Teachers’ increasing use of class websites leaves some vexed
As the world becomes more involved with technology, students have become accustomed to using the web for almost all their needs. However, the relatively new practice of using websites like Moodle to post assignments is a change that has brought mixed reactions.
Teachers started using websites, such as Moodle, UA blogspot, and wikis, as a way to create a virtual classroom for students. Moodle, along with other class websites, allows teachers to assign homework, post weekly schedules and other activites without wasting paper.
According to Spanish teacher Richard Duarte, the move to the Internet is not only environmentally friendly, but also helps students lighten their textbook load.
Duarte said he began using Moodle to post students’ assignments, weekly plans and links to listening practices at the start of the school year.
“[Moodle] is more accessible and it allows absent students to keep up with homework assignments,” Duarte said.

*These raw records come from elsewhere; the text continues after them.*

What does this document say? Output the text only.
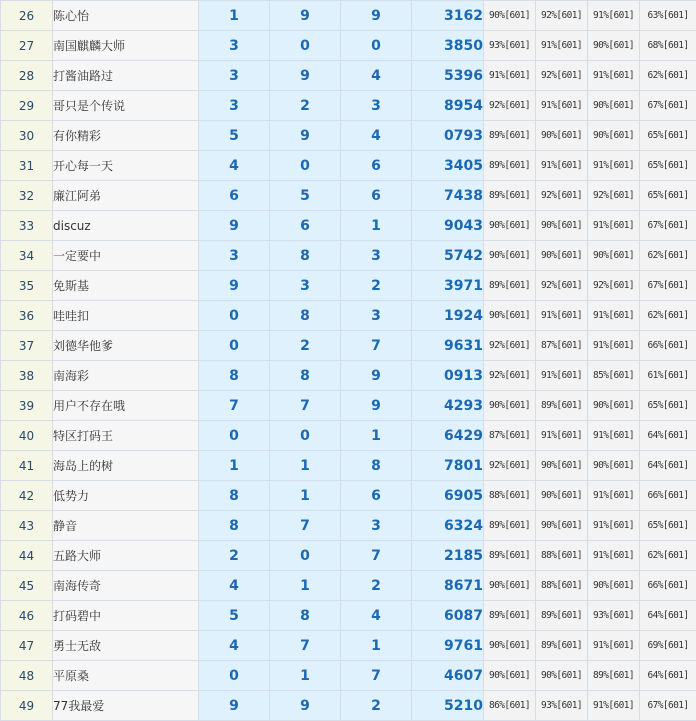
26	陈心怡	1	9	9	3162	90%[601]	92%[601]	91%[601]	63%[601]
27	南国麒麟大师	3	0	0	3850	93%[601]	91%[601]	90%[601]	68%[601]
28	打酱油路过	3	9	4	5396	91%[601]	92%[601]	91%[601]	62%[601]
29	哥只是个传说	3	2	3	8954	92%[601]	91%[601]	90%[601]	67%[601]
30	有你精彩	5	9	4	0793	89%[601]	90%[601]	90%[601]	65%[601]
31	开心每一天	4	0	6	3405	89%[601]	91%[601]	91%[601]	65%[601]
32	廉江阿弟	6	5	6	7438	89%[601]	92%[601]	92%[601]	65%[601]
33	discuz	9	6	1	9043	90%[601]	90%[601]	91%[601]	67%[601]
34	一定要中	3	8	3	5742	90%[601]	90%[601]	90%[601]	62%[601]
35	免斯基	9	3	2	3971	89%[601]	92%[601]	92%[601]	67%[601]
36	哇哇扣	0	8	3	1924	90%[601]	91%[601]	91%[601]	62%[601]
37	刘德华他爹	0	2	7	9631	92%[601]	87%[601]	91%[601]	66%[601]
38	南海彩	8	8	9	0913	92%[601]	91%[601]	85%[601]	61%[601]
39	用户不存在哦	7	7	9	4293	90%[601]	89%[601]	90%[601]	65%[601]
40	特区打码王	0	0	1	6429	87%[601]	91%[601]	91%[601]	64%[601]
41	海岛上的树	1	1	8	7801	92%[601]	90%[601]	90%[601]	64%[601]
42	低势力	8	1	6	6905	88%[601]	90%[601]	91%[601]	66%[601]
43	静音	8	7	3	6324	89%[601]	90%[601]	91%[601]	65%[601]
44	五路大师	2	0	7	2185	89%[601]	88%[601]	91%[601]	62%[601]
45	南海传奇	4	1	2	8671	90%[601]	88%[601]	90%[601]	66%[601]
46	打码碧中	5	8	4	6087	89%[601]	89%[601]	93%[601]	64%[601]
47	勇士无敌	4	7	1	9761	90%[601]	89%[601]	91%[601]	69%[601]
48	平原桑	0	1	7	4607	90%[601]	90%[601]	89%[601]	64%[601]
49	77我最爱	9	9	2	5210	86%[601]	93%[601]	91%[601]	67%[601]
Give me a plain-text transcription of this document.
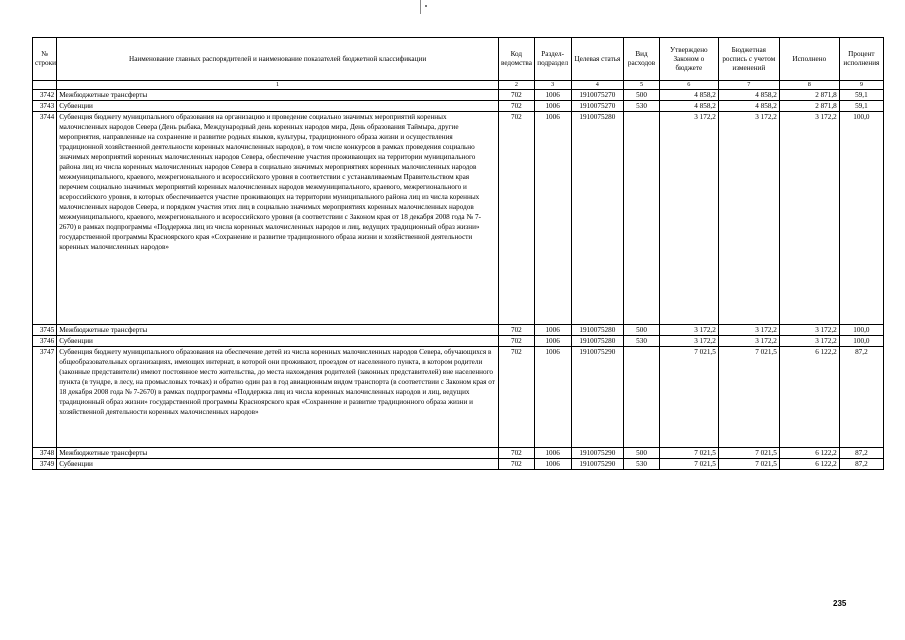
№ строки	Наименование главных распорядителей и наименование показателей бюджетной классификации	Код ведомства	Раздел-подраздел	Целевая статья	Вид расходов	Утверждено Законом о бюджете	Бюджетная роспись с учетом изменений	Исполнено	Процент исполнения
	1	2	3	4	5	6	7	8	9
3742	Межбюджетные трансферты	702	1006	1910075270	500	4 858,2	4 858,2	2 871,8	59,1
3743	Субвенции	702	1006	1910075270	530	4 858,2	4 858,2	2 871,8	59,1
3744	Субвенция бюджету муниципального образования на организацию и проведение социально значимых мероприятий коренных малочисленных народов Севера (День рыбака, Международный день коренных народов мира, День образования Таймыра, другие мероприятия, направленные на сохранение и развитие родных языков, культуры, традиционного образа жизни и осуществления традиционной хозяйственной деятельности коренных малочисленных народов), в том числе конкурсов в рамках проведения социально значимых мероприятий коренных малочисленных народов Севера, обеспечение участия проживающих на территории муниципального района лиц из числа коренных малочисленных народов Севера в социально значимых мероприятиях коренных малочисленных народов межмуниципального, краевого, межрегионального и всероссийского уровня в соответствии с устанавливаемым Правительством края перечнем социально значимых мероприятий коренных малочисленных народов межмуниципального, краевого, межрегионального и всероссийского уровня, в которых обеспечивается участие проживающих на территории муниципального района лиц из числа коренных малочисленных народов Севера, и порядком участия этих лиц в социально значимых мероприятиях коренных малочисленных народов межмуниципального, краевого, межрегионального и всероссийского уровня (в соответствии с Законом края от 18 декабря 2008 года № 7-2670) в рамках подпрограммы «Поддержка лиц из числа коренных малочисленных народов и лиц, ведущих традиционный образ жизни» государственной программы Красноярского края «Сохранение и развитие традиционного образа жизни и хозяйственной деятельности коренных малочисленных народов»	702	1006	1910075280		3 172,2	3 172,2	3 172,2	100,0
3745	Межбюджетные трансферты	702	1006	1910075280	500	3 172,2	3 172,2	3 172,2	100,0
3746	Субвенции	702	1006	1910075280	530	3 172,2	3 172,2	3 172,2	100,0
3747	Субвенция бюджету муниципального образования на обеспечение детей из числа коренных малочисленных народов Севера, обучающихся в общеобразовательных организациях, имеющих интернат, в которой они проживают, проездом от населенного пункта, в котором родители (законные представители) имеют постоянное место жительства, до места нахождения родителей (законных представителей) вне населенного пункта (в тундре, в лесу, на промысловых точках) и обратно один раз в год авиационным видом транспорта (в соответствии с Законом края от 18 декабря 2008 года № 7-2670) в рамках подпрограммы «Поддержка лиц из числа коренных малочисленных народов и лиц, ведущих традиционный образ жизни» государственной программы Красноярского края «Сохранение и развитие традиционного образа жизни и хозяйственной деятельности коренных малочисленных народов»	702	1006	1910075290		7 021,5	7 021,5	6 122,2	87,2
3748	Межбюджетные трансферты	702	1006	1910075290	500	7 021,5	7 021,5	6 122,2	87,2
3749	Субвенции	702	1006	1910075290	530	7 021,5	7 021,5	6 122,2	87,2
235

Duarte expects students to check the blog daily, but he said he only posts assignments one-to-three times a week.
The only problem Duarte said he had with Moodle occurred when he was first introduced to the confusing set up.
“There is a learning curve,” Duarte said. “The website tends to be difficult to maneuver and hard to explain to students.”
Though Moodle may be time consuming, Duarte said the continued use of Moodle by students will enable them to become better acquainted with this aspect of technology and save them time on their homework in the future.
Freshman Megan Koeneman has used Moodle in multiple classes and said she believes it is a nuisance.
“[Moodle is] extremely time consuming,” she said.
Koeneman said she thinks it would be easier to do homework the old-fashioned way rather than on a communal blog.
Many teachers also use Moodle to provide links to YouTube and other video aids that are blocked by the school’s Internet filter.
“Because most of teacher planning is done at school, not being able to access learning aids makes watching videos less convenient,” Duarte said.
Duarte said it is important for students to experience language in other ways than just from a textbook.
Even though extra video aids can help, junior Leah Moody still has a hard time navigating Moodle because of the number of links and confusing design.
“It takes me longer to navigate the website than it would for me to just fill out a worksheet,” Moody said.
Though Moodle and other classroom websites may present some students with extra work and a hassle at home, their increasing use in classrooms is a trend that does not appear to be flagging anytime soon.